Like many people, first-time novelist Darlene West is acquainted with grief and depression.
Earlier in her life, she volunteered at mental hospitals to lead Bible studies. The people she met there were often grieving or depressed. Those experiences helped her write her new novel, “Awakened by Grace,” that explores themes of chronic grief and faith.
“Writing has always been in my heart,” West said. She currently lives in Sandpoint, Idaho and released “Awakened by Grace” in March of 2020.
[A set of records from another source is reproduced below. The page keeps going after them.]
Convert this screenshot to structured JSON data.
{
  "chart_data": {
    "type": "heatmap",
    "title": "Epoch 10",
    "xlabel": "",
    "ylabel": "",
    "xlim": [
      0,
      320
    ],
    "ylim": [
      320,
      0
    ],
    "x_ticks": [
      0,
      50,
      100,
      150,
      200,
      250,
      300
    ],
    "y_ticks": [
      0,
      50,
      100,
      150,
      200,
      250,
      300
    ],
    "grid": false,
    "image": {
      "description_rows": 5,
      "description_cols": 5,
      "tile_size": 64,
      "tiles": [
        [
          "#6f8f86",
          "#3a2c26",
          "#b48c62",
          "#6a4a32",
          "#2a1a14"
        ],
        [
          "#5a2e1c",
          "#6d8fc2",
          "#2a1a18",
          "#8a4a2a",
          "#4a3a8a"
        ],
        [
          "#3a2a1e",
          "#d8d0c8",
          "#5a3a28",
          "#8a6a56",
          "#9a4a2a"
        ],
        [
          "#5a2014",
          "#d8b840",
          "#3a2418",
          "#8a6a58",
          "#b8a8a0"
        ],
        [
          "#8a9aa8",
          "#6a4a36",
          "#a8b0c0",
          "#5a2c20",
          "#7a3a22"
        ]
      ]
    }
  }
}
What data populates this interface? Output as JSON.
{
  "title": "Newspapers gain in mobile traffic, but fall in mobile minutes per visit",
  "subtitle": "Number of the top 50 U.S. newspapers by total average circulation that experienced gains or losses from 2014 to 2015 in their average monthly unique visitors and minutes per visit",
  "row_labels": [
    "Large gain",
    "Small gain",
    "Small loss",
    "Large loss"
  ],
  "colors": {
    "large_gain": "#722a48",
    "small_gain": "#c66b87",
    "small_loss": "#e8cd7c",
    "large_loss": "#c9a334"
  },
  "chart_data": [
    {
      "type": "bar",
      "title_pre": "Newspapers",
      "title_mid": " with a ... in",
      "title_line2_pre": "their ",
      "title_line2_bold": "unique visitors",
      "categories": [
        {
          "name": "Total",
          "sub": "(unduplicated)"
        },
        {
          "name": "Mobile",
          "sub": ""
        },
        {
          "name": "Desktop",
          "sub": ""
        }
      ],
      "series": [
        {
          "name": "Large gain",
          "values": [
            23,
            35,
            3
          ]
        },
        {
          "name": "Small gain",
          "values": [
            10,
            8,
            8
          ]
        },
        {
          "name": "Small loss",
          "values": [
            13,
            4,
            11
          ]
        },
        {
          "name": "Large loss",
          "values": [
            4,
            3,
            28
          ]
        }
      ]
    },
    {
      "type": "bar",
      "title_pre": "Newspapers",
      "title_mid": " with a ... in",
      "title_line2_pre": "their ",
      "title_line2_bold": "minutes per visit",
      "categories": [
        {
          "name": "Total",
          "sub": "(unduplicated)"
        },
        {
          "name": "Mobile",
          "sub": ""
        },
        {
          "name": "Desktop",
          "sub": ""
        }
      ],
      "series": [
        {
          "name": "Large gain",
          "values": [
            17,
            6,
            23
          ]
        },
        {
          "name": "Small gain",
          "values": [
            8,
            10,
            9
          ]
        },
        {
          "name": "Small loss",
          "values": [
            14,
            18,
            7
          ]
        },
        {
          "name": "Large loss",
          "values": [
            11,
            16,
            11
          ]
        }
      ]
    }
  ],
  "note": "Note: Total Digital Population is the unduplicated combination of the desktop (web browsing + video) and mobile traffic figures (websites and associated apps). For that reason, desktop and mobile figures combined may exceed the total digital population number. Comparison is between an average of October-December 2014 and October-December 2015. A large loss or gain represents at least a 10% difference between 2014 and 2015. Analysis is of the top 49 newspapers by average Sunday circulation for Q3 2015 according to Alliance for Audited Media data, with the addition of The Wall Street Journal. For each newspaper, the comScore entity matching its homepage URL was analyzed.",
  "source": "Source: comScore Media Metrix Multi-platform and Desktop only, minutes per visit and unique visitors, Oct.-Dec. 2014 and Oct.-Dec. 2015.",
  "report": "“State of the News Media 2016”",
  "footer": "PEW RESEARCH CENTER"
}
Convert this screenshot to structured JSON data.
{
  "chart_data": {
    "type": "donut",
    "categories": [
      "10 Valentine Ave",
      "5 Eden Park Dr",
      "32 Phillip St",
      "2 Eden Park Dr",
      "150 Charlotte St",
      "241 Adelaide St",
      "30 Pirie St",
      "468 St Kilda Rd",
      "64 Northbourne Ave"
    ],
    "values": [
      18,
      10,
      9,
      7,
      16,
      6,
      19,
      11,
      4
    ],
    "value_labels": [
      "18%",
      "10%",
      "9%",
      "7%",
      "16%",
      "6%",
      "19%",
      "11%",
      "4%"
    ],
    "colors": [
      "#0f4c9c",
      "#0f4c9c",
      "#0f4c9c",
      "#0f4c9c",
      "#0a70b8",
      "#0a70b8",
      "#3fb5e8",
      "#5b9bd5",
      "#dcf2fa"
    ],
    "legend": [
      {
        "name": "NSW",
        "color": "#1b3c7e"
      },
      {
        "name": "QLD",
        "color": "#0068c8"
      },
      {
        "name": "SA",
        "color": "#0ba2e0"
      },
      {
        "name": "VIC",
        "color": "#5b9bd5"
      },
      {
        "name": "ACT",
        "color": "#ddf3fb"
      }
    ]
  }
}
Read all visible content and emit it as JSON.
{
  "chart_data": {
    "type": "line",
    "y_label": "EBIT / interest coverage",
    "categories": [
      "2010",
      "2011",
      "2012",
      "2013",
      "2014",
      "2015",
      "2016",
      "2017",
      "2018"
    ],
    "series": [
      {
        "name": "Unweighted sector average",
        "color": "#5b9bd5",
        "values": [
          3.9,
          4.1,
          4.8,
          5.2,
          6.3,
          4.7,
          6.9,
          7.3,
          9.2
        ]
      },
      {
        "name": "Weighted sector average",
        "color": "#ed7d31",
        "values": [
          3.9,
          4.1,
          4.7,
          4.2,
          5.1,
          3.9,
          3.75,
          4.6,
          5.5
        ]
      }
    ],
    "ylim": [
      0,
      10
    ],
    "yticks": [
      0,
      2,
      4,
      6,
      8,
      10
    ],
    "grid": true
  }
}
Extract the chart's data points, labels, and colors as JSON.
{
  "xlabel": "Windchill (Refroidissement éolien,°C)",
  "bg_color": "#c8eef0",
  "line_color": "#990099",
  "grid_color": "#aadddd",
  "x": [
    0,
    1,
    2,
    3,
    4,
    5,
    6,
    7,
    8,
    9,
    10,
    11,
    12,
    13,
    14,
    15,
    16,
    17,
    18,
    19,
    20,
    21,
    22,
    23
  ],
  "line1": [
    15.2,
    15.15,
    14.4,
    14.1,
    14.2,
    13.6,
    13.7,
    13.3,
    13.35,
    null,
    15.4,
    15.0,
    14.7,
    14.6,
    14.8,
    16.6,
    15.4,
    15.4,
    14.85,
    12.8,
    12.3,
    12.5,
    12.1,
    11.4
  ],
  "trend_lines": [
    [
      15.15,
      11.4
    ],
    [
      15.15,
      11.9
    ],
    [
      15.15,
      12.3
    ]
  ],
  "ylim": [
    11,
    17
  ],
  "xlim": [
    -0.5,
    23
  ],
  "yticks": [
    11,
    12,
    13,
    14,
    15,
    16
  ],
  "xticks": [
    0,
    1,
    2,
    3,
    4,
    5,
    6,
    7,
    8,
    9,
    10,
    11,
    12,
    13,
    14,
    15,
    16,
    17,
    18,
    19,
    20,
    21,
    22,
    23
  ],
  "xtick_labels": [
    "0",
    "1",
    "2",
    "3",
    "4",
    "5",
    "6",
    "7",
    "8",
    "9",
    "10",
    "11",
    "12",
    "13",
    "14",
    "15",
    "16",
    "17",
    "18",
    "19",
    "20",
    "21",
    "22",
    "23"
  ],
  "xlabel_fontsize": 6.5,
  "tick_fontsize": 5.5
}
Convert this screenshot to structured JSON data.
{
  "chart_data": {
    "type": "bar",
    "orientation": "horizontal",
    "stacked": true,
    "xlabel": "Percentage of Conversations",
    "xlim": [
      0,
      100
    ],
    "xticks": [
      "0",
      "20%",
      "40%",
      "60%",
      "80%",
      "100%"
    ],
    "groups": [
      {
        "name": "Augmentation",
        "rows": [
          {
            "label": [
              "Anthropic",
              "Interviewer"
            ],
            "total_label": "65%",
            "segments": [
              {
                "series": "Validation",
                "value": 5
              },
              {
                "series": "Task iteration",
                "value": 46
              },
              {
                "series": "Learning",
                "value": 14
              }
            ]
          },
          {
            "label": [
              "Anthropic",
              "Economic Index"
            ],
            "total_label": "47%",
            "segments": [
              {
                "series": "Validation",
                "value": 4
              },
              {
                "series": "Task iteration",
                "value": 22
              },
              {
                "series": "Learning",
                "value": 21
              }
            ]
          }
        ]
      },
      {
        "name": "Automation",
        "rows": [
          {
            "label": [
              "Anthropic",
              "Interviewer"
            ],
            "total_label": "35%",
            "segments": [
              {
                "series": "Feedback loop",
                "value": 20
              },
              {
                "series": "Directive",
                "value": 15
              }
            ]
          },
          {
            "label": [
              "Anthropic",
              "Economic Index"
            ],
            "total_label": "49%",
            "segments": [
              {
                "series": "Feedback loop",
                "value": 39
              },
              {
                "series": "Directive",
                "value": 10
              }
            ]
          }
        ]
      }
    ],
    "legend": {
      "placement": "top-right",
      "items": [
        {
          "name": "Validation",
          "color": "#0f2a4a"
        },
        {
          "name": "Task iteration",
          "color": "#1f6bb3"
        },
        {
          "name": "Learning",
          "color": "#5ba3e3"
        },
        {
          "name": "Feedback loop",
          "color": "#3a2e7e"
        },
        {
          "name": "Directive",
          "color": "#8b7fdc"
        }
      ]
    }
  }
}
The novel follows English professor Franklin Franklyn who loses his wife in a car accident. “He blames himself; he pushes everybody away … for more than two years,” West said.
Following the two-year anniversary of his wife’s death, his granddaughter Maggie re-enters his life. She helps him start socializing again and leads him to a belief in Christianity.
Franklyn deals with chronic grief throughout the novel. West’s own experiences inspired this aspect of the book.
Many of the people in mental hospitals where she volunteered “believe they can’t make anything of themselves in life.”
In her personal life, West also lost a son to sudden infant death syndrome and experienced the death of her best friend.
“It’s something everybody has to go through with somebody in the family. I mean, death is part of life,” West said.
Along with processing death, faith is the secondary theme of the novel. Franklyn grew up religious, but something happened to his grandmother, so he became angry with God. While he learns to move on from his wife’s death, he also finds faith.
“Maggie’s faith-filled prayers are made manifest in front of his eyes,” West said. “He doesn’t believe it at first, and then he starts questioning it, (that) maybe it is true.”
However, his development into a religious person isn’t the book’s climax. “The climax of the novel is whether or not he can move forward without his wife,” West said.
West typically writes with a Christian audience in mind. But her main goal was to write something accessible to a general audience. The themes of grief are universal regardless of one’s faith or lack thereof.
“(An) atheist recommended (the book) highly after they read it because it’s helped people that aren’t Christians,” she said. “I’ve even had people tell me it helped them … (with) things they’re going through.”
Comfort is something West hopes that other readers can find through “Awakened by Grace.” Some writers educate through non-fiction.
However, for West, her “best go-to tool for teaching is storytelling because if I can get you to remember my story, I can get you to remember my point.”
That’s a reason she wrote “Awakened by Grace” — to give a fictional example of how someone can find their way through grief.
“I’m hoping (readers) can take away that there’s hope in the world and that hope is with Jesus Christ,” West said. “Just because today is bad, tomorrow’s another day and there’s always another way.”
Although Franklyn begins the novel as an atheist, he’s surrounded by religious family members. He still loves them despite their differences.
“I want people to take away how important it is to be family. Family is so important. Politics should never separate you,” West said. “Without family, you’ve got nothing.”
West’s own family has been a big source of support in the process of writing “Awakened by Grace.” Her husband particularly helped in the development of the novel.
“My husband is my best support,” she said. “I would print the chapter, and we would read it and go over it. Then I would start seeing things I need to add into it or take away.”
West plans to publish more fiction. “I want to stick with literary fiction because I want to write stories that mean something to people,” she said. “My whole concept is to help people.”
West’s novel “Awakened by Grace” can be purchased on Amazon and Barnes and Noble. It’s available in hard-copy, e-book and audiobook formats.